Des acteurs plaident aussi pour la mise en place d'une Maison du hadj qui réunirait toutes les entités, en vue d'apporter des améliorations dans l'organisation du hadj,  cautionnez-vous ce projet?

Je pense que c'est en voie de réalisation, dans la mesure où, le commissariat au pèlerinage dispose désormais d'un siège qui fonctionne 12 mois sur 12 et que l'ensemble des services intervenant dans  la préparation du pèlerinage sont regroupés chaque année pour faciliter les préparatifs.

 Votre avis sur le prix du package, de plus en plus élevé et jugé cher, comparé aux prix appliqués dans la sous-région?

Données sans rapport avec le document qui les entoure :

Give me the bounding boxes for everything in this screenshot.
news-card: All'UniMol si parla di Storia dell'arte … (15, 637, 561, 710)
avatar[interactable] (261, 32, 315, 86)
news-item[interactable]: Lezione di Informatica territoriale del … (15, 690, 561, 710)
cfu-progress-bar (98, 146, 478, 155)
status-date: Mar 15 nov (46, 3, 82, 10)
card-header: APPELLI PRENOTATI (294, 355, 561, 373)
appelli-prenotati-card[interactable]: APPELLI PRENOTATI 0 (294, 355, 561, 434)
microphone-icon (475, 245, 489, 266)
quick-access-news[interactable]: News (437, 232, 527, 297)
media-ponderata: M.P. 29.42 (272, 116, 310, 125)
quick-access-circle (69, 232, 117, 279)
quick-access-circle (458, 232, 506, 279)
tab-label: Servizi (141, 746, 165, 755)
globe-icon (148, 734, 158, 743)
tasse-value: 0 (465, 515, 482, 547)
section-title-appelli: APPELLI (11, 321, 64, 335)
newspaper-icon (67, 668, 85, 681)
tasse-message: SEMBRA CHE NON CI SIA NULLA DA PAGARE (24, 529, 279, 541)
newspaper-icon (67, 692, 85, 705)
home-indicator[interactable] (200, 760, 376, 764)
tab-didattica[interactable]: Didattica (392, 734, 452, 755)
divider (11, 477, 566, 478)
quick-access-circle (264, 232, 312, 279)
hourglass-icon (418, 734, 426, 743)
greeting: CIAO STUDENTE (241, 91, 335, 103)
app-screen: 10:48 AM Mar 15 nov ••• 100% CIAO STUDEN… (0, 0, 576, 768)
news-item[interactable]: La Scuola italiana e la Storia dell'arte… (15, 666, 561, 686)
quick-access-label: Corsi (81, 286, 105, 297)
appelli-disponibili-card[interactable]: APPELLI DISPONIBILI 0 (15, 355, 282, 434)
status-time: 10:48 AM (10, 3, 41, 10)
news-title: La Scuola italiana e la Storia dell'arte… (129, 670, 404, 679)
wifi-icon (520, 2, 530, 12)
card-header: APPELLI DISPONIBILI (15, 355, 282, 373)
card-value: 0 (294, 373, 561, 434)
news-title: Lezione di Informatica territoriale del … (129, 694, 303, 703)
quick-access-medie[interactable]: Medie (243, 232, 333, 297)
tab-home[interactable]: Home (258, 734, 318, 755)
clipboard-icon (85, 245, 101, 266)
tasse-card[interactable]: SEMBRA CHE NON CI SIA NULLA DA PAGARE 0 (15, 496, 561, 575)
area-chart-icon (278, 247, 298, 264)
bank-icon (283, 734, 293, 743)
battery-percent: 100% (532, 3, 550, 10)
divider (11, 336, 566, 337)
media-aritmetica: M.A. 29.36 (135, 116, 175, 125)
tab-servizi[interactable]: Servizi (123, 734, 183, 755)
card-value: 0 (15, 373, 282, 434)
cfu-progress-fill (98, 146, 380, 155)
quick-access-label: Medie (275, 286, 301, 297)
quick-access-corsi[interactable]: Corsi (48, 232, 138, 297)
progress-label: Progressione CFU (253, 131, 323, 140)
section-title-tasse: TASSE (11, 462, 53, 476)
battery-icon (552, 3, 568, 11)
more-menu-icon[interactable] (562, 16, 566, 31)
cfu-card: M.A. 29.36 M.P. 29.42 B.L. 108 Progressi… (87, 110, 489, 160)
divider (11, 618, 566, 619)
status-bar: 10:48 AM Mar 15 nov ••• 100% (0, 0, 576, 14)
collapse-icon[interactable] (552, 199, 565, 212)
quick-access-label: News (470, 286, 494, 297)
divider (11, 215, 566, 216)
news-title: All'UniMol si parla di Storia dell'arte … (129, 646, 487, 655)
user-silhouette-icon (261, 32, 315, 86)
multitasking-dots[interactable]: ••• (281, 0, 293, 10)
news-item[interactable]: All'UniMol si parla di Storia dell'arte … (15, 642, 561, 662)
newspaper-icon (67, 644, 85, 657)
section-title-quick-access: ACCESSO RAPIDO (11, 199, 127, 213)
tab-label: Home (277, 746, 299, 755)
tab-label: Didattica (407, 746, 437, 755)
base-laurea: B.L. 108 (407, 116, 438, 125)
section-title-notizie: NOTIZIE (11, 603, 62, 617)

 Oui, le pèlerinage coûte de plus en plus très cher. Des efforts doivent être déployés par l'Etat en rapport avec les compagnies aériennes choisies afin de réduire le prix du billet. Mais d'autres efforts doivent aussi être faits au niveau de l'OCI, pour amener le pays d'accueil à convaincre les logeurs à revoir leurs prix, à la lumière des enseignements de l'islam qui font obligation aux populations locales d'assurer un bon accueil aux pèlerins et affirment qu'aux Lieux Saints, nationaux et étrangers sont égaux en droit.

Le hadj s'effectue cette année dans un contexte particulier, avec la guerre avec le Yémen. Faut-il s'attendre à des changements?

Des mesures de sécurité exceptionnelles pourraient être  prises. Il faut que les futurs pèlerins s’y attendent et veillent à ne rien mettre, dans leurs bagages, qui puisse être suspect. Il faut encore qu'ils acceptent de coopérer avec les forces de l'ordre, pour leur faciliter la tâche. Enfin, il faut savoir que le pèlerinage est une obligation conditionnelle. Il n'est exigé que pour ceux et celles qui en ont vraiment les moyens financiers et la capacité physique. Les futurs pèlerins doivent bien apprendre les rites du pèlerinage, pour éviter de se déplacer en vain.